藤田 『ホワイトハウス』で内部の敵をリアリズム寄りでやったから、今回は反対に、外側の敵をリアリズムを無視してやり切ったのかなって感じもしますね。
 『ホワイトハウス』はイラク戦争の開戦そのものが間違っていると大統領が宣言してしまう作品でした、今作にもそれに繋がるメッセージがあって。ちゃんと確認しないで先制攻撃をしたらひどい目に遭うのでやめよう、というメッセージは入っていますね。

とにかくディザスターを起こしたい! 災害てんこもり!



飯田 なんでこのひとはこんなに何度もパニックものを撮りたがるんだろう。しかもベタベタな。日本にこういう作家いないんじゃないか……と思ったけど、世界的に見ても意外といないのかもしれない。

藤田 エメリッヒ監督の大ヒット作、『2012』の時点でそうでしたが、とにかく、ディザスター状況を詰め込みまくるのが好きな人で、それで単純に面白がらせるのが好きなんですよ。災害が来るから備えようっていうメッセージもあるけど、災害そのものが魅惑的でたまんない、っていう欲望も確実に存在する。観客は、感情移入しつつ、本当は安全な映画館にいるという分離の中で、恐怖やスリルと、安心感・優越感を同時に感じる。それは多分映画の本質的な快楽のひとつで、そこを刺激することに作家性が集中している。
 『2012』では、マヤの予言が成就するというアホのような筋書きなんだけど、地震、噴火、津波、都市の破壊などなど、「ディザスターてんこもり」なんですよ。ラーメン屋で言えば、こってりの「全部乗せ」みたいなもの。今作も、宇宙船が来る、大量の敵が飛んでくる、都市が空中に吸われて落とされる、怪獣と核兵器で戦うなど、「全部乗せ」ですよね。
 こういう「ディザスター全部乗せ」のスペクタクルの快楽と、アホのような国際主義、平和主義の訴えの組み合わせが奇妙なんですよ。

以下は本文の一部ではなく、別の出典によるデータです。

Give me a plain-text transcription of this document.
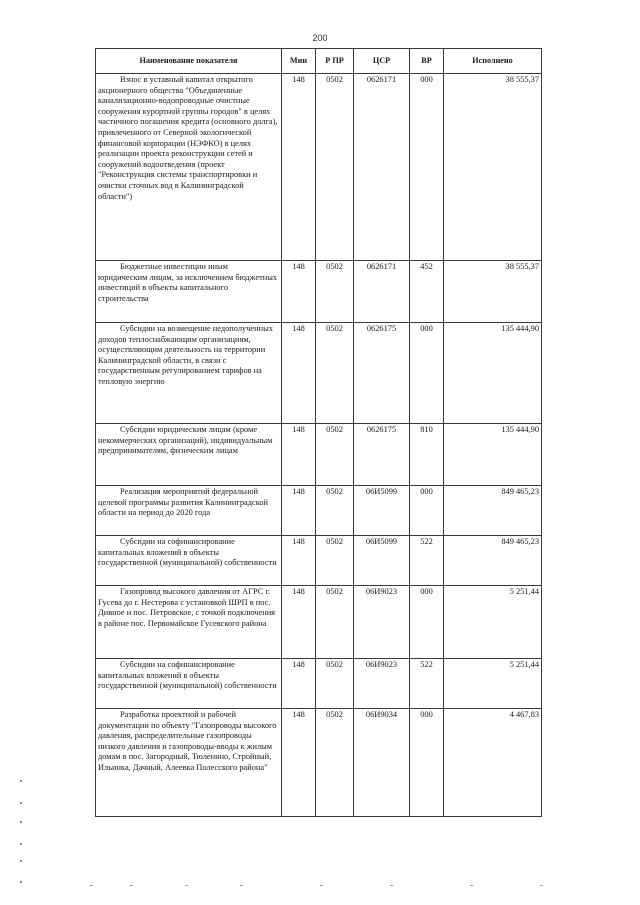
200
Наименование показателя	Мин	Р ПР	ЦСР	ВР	Исполнено
Взнос в уставный капитал открытого акционерного общества "Объединенные канализационно-водопроводные очистные сооружения курортной группы городов" в целях частичного погашения кредита (основного долга), привлеченного от Северной экологической финансовой корпорации (НЭФКО) в целях реализации проекта реконструкции сетей и сооружений водоотведения (проект "Реконструкция системы транспортировки и очистки сточных вод в Калининградской области")	148	0502	0626171	000	38 555,37
Бюджетные инвестиции иным юридическим лицам, за исключением бюджетных инвестиций в объекты капитального строительства	148	0502	0626171	452	38 555,37
Субсидии на возмещение недополученных доходов теплоснабжающим организациям, осуществляющим деятельность на территории Калининградской области, в связи с государственным регулированием тарифов на тепловую энергию	148	0502	0626175	000	135 444,90
Субсидии юридическим лицам (кроме некоммерческих организаций), индивидуальным предпринимателям, физическим лицам	148	0502	0626175	810	135 444,90
Реализация мероприятий федеральной целевой программы развития Калининградской области на период до 2020 года	148	0502	06И5099	000	849 465,23
Субсидии на софинансирование капитальных вложений в объекты государственной (муниципальной) собственности	148	0502	06И5099	522	849 465,23
Газопровод высокого давления от АГРС г. Гусева до г. Нестерова с установкой ШРП в пос. Дивное и пос. Петровское, с точкой подключения в районе пос. Первомайское Гусевского района	148	0502	06И9023	000	5 251,44
Субсидии на софинансирование капитальных вложений в объекты государственной (муниципальной) собственности	148	0502	06И9023	522	5 251,44
Разработка проектной и рабочей документации по объекту "Газопроводы высокого давления, распределительные газопроводы низкого давления и газопроводы-вводы к жилым домам в пос. Загородный, Тюленино, Стройный, Ильинка, Дачный, Алеевка Полесского района"	148	0502	06И9034	000	4 467,83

陰謀論だと思っていたものが、現実になっちゃうよパターン


藤田 ところで、エメリッヒ監督の作品を構成している大きな要素として「ディザスター」「大統領」と続いて、「陰謀論」があります。マヤ暦の予言とか、マリリン・モンローと密会に使ったホワイトハウスにあるトンネルとか、ロズウェル事件とか、みんなが「陰謀論だろ」と笑っているようなものが、「実際に起きる」というパターンが頻繁に繰り返されます。今回も、宇宙人とテレパシーで繋がっているという、電波感がハンパない人たちが警告を初めて、それから襲撃が起こるでしょう。これってなんなんですかね。「兆候を読めってメッセージなんですかね……。

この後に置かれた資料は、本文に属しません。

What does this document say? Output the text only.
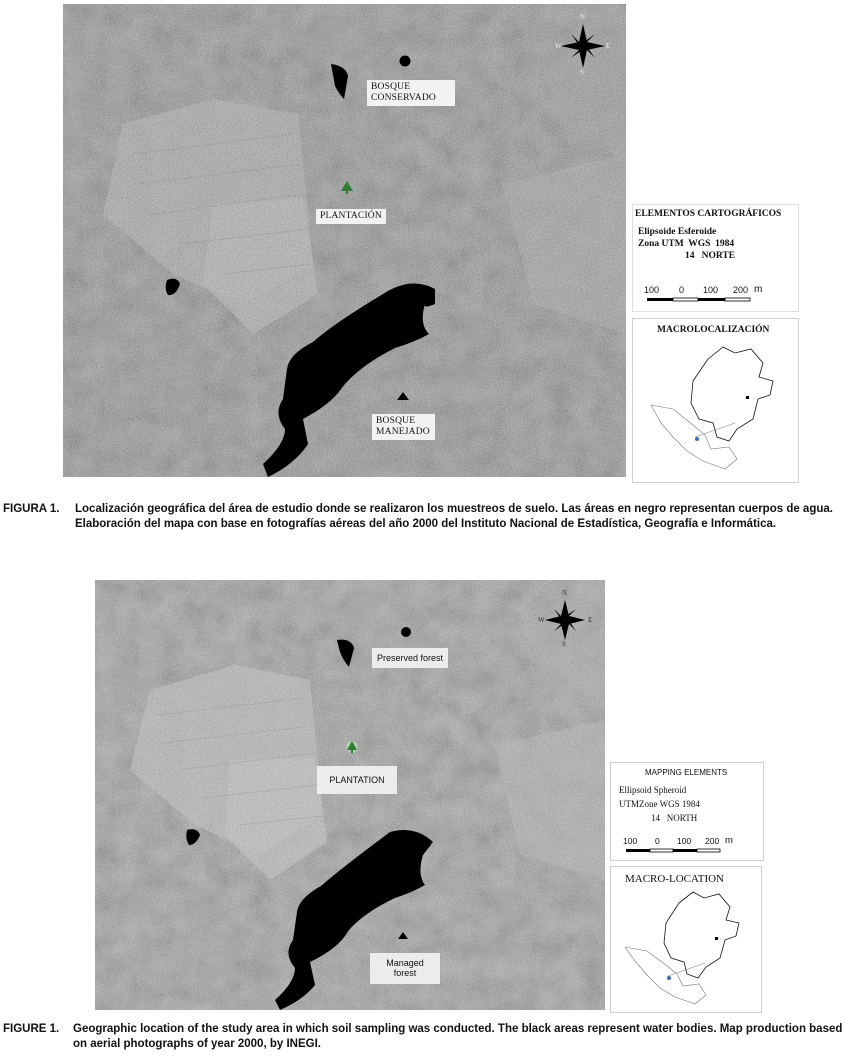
N
S
W	E
BOSQUE CONSERVADO
PLANTACIÓN
BOSQUE MANEJADO
ELEMENTOS CARTOGRÁFICOS
Elipsoide Esferoide
Zona UTM  WGS  1984
14   NORTE
100 0 100 200 m
MACROLOCALIZACIÓN
FIGURA 1. Localización geográfica del área de estudio donde se realizaron los muestreos de suelo. Las áreas en negro representan cuerpos de agua. Elaboración del mapa con base en fotografías aéreas del año 2000 del Instituto Nacional de Estadística, Geografía e Informática.
N
S
W	E
Preserved forest
PLANTATION
Managed forest
MAPPING ELEMENTS
Ellipsoid Spheroid
UTMZone WGS 1984
14   NORTH
100 0 100 200 m
MACRO-LOCATION
FIGURE 1. Geographic location of the study area in which soil sampling was conducted. The black areas represent water bodies. Map production based on aerial photographs of year 2000, by INEGI.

飯田 単にガチでスピってるのでは……? 『ムー』愛読者なんですよ、きっと。

能天気なSFに見せかけて、の悪意が仕込まれている?



藤田 ちなみに、バーホーベン監督の『スターシップ・トゥルーパーズ』は、明るい戦意高揚映画に見せかけて、それらに対する明確な悪意がある映画でしたが、飯田さんは本作にもそれを感じました?

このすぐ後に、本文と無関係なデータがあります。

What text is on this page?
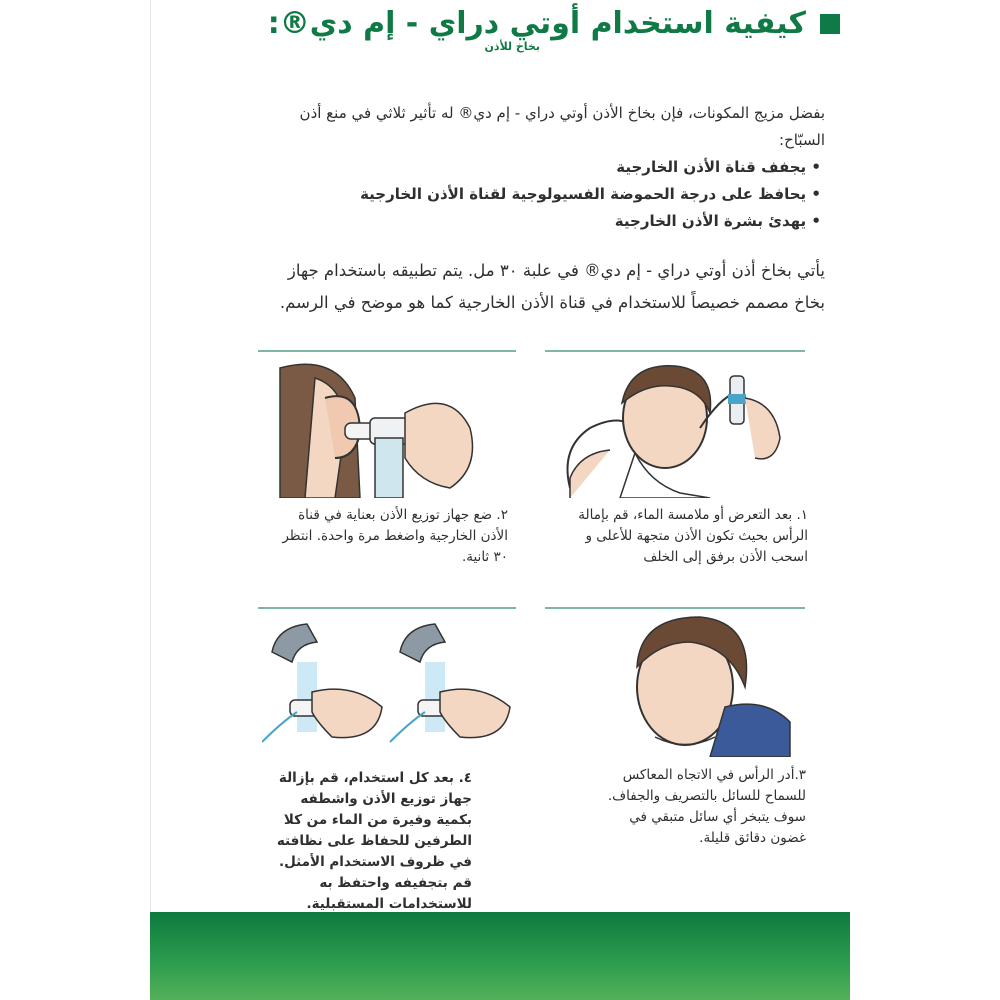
كيفية استخدام أوتي دراي - إم دي®:
بخاخ للأذن

بفضل مزيج المكونات، فإن بخاخ الأذن أوتي دراي - إم دي® له تأثير ثلاثي في منع أذن السبّاح:

• يجفف قناة الأذن الخارجية
• يحافظ على درجة الحموضة الفسيولوجية لقناة الأذن الخارجية
• يهدئ بشرة الأذن الخارجية
يأتي بخاخ أذن أوتي دراي - إم دي® في علبة ٣٠ مل. يتم تطبيقه باستخدام جهاز بخاخ مصمم خصيصاً للاستخدام في قناة الأذن الخارجية كما هو موضح في الرسم.
١. بعد التعرض أو ملامسة الماء، قم بإمالة الرأس بحيث تكون الأذن متجهة للأعلى و اسحب الأذن برفق إلى الخلف
٢. ضع جهاز توزيع الأذن بعناية في قناة الأذن الخارجية واضغط مرة واحدة. انتظر ٣٠ ثانية.
٣.أدر الرأس في الاتجاه المعاكس للسماح للسائل بالتصريف والجفاف. سوف يتبخر أي سائل متبقي في غضون دقائق قليلة.
٤. بعد كل استخدام، قم بإزالة جهاز توزيع الأذن واشطفه بكمية وفيرة من الماء من كلا الطرفين للحفاظ على نظافته في ظروف الاستخدام الأمثل. قم بتجفيفه واحتفظ به للاستخدامات المستقبلية.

飯田 悪意という「意図」があるのかはわからないけど、空転している感じは似ているなあと。あっさり先制攻撃して反撃されたり、あれだけの惨事になっても意外と主要キャラの大半が生き残っていたり、いろいろひどい。しかも、つるっと、しれっとやっている。

藤田 バーホーベンは、オランダのハーグで第二次世界大戦をガチで経験して、死体とか観まくって、それを「SF」に託して語ったわけです(戦争について直截的に語ったのが『ブラックブック』)。『スターシップ・トゥルーパーズ』の場合は、敵を「エイリアン」に見立てて描写し、戦意を高揚させて若者を戦場に行かせて「戦意高揚映画」そのものに作品全体が見立てられていて、明確に皮肉と悪意がある作品でしたね。
 1955年生まれのドイツ人であるエメリッヒも、何か仕込んでてもおかしくはないですね。彼の仕込んだものを考える場合、エメリッヒ監督が、ドイツ人で、かつ、自身がゲイであることを公言し、性的マイノリティを支援する解放運動を行っているということも、考慮に入れるべきかもしれません。

親父が自己犠牲してカッコつける「親父慰撫映画」?


藤田 「親子」のテーマも頻繁にありますが、そこはどうでした? だいたい、ダメなオヤジが、危機になって活躍して、離婚した奥さんのところにいる子供たちの尊敬を得るパターンですがw 今回は「継承」を意識したと監督がインタビューで言っていますが、実際に、作中にたくさんの親子が出てきます。

飯田 ただの親父慰撫映画でしょう。

藤田 そうかもしれませんねw 『インデペンデンス・デイ』『アルマゲドン』などで物笑いの種になった「親父が自己犠牲になって敵をやっつける」パターンを反復しつつ外してきた部分には、ちょっとおかしみを感じましたが。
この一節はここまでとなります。